Notably, our investigation of Sert^-⁣/- and WT mice fed WD demonstrated significant correlations between altered emotionality and hepatic indicators of steatosis, as well as metabolic, inflammatory, and NO-related molecular markers. These correlations had distinct patterns between the two genotypes, suggesting the functional relevance of such relationships and the impact of genetic SERT deficit on the investigated interrelations. Several explanations for these mechanisms warrant consideration.

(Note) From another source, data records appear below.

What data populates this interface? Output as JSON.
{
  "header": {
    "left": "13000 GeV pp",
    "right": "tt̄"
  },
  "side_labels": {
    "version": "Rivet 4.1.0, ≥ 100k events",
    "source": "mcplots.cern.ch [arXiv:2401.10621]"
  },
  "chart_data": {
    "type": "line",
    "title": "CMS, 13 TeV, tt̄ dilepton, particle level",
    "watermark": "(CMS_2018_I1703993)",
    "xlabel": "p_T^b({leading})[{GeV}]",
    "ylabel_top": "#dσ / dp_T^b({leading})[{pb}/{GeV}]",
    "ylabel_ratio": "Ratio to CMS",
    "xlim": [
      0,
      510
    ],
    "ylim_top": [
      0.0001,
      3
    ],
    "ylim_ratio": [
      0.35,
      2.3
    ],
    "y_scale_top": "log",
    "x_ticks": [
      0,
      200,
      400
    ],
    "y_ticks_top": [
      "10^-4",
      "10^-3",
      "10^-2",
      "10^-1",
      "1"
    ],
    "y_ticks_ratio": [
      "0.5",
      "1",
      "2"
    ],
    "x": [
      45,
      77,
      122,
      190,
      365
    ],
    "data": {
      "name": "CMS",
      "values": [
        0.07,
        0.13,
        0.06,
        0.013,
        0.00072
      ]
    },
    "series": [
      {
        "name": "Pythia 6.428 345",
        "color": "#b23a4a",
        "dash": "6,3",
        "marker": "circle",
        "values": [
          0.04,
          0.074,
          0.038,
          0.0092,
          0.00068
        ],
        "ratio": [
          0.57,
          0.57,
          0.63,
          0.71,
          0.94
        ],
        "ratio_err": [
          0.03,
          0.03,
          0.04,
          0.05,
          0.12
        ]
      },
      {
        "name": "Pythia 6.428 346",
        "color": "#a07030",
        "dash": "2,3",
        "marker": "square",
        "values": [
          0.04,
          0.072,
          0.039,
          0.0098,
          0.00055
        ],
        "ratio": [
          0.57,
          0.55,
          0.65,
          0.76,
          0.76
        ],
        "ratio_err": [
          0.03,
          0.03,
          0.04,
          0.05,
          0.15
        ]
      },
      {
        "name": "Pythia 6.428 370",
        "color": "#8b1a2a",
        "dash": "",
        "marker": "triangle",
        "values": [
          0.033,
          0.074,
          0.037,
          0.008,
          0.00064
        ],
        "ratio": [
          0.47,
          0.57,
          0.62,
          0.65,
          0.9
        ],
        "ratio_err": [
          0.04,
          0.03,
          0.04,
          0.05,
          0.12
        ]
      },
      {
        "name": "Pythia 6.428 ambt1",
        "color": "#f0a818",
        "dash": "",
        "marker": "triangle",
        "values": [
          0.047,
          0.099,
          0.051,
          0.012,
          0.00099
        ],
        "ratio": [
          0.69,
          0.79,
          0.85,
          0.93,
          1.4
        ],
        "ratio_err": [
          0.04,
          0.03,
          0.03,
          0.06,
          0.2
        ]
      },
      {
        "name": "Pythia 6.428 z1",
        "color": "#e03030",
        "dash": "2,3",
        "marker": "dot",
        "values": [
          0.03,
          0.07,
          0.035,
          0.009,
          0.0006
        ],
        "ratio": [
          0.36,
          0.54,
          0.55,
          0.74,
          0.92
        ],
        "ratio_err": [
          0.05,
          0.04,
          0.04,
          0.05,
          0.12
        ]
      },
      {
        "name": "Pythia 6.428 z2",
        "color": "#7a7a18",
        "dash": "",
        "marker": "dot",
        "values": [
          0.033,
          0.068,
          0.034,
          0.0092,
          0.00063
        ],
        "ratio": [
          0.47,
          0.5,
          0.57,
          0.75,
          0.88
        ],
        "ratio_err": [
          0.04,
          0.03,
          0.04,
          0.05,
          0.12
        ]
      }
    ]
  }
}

First, one of the primary triggering pathological features of SERT deficit is systemic endotoxinemia, resulting from the recent identification of increased intestinal permeability in Sert^-⁣/- mice [12]. Both highly caloric diets [78, 79] and genetic SERT deficits can compromise the functionality and integrity of the intestinal barrier [11], leading to the diffusion of gut endotoxins into the bloodstream and overexpression of hepatic Tnf and Il-1$\beta$, factors that regulate anxiety-, depressive-, and aggressive-like behaviors in various mouse models [80, 81]. Indeed, endotoxinemia per se is well documented to induce ‘sterile inflammation’ and the associated condition known as sickness behavior—a state characterized by depressive-like behavioral alterations and increased anxiety [82, 83, 84]. It is noteworthy that ss-female careers exhibit elevated basal and stress-induced levels of the pro-inflammatory cytokine IL-6 [85]. ‘Sterile inflammation’ can inhibit IR signaling, resulting in peripheral and central insulin resistance [86], a factor associated with anxiety and depression [87, 88]. Second, hepatic steatosis can induce nitrosative stress in the liver, which is associated with neuropsychiatric syndromes [89, 90]. Finally, a recent study has demonstrated abnormalities in gut microbiota that are involved in the regulation of serotonergic and lipid metabolism in aged female Sert^-⁣/- mice exposed to WD [42]. These abnormalities may serve as an additional factor contributing to lipid dysregulation and endotoxinemia, which subsequently impact various processes in the CNS. This explanation can be supported by previously reported correlation between microbiota changes and brain expression of Tlr4 and Ppargc1b, which are markers of ‘sterile inflammation’ and mitochondrial functions, respectively.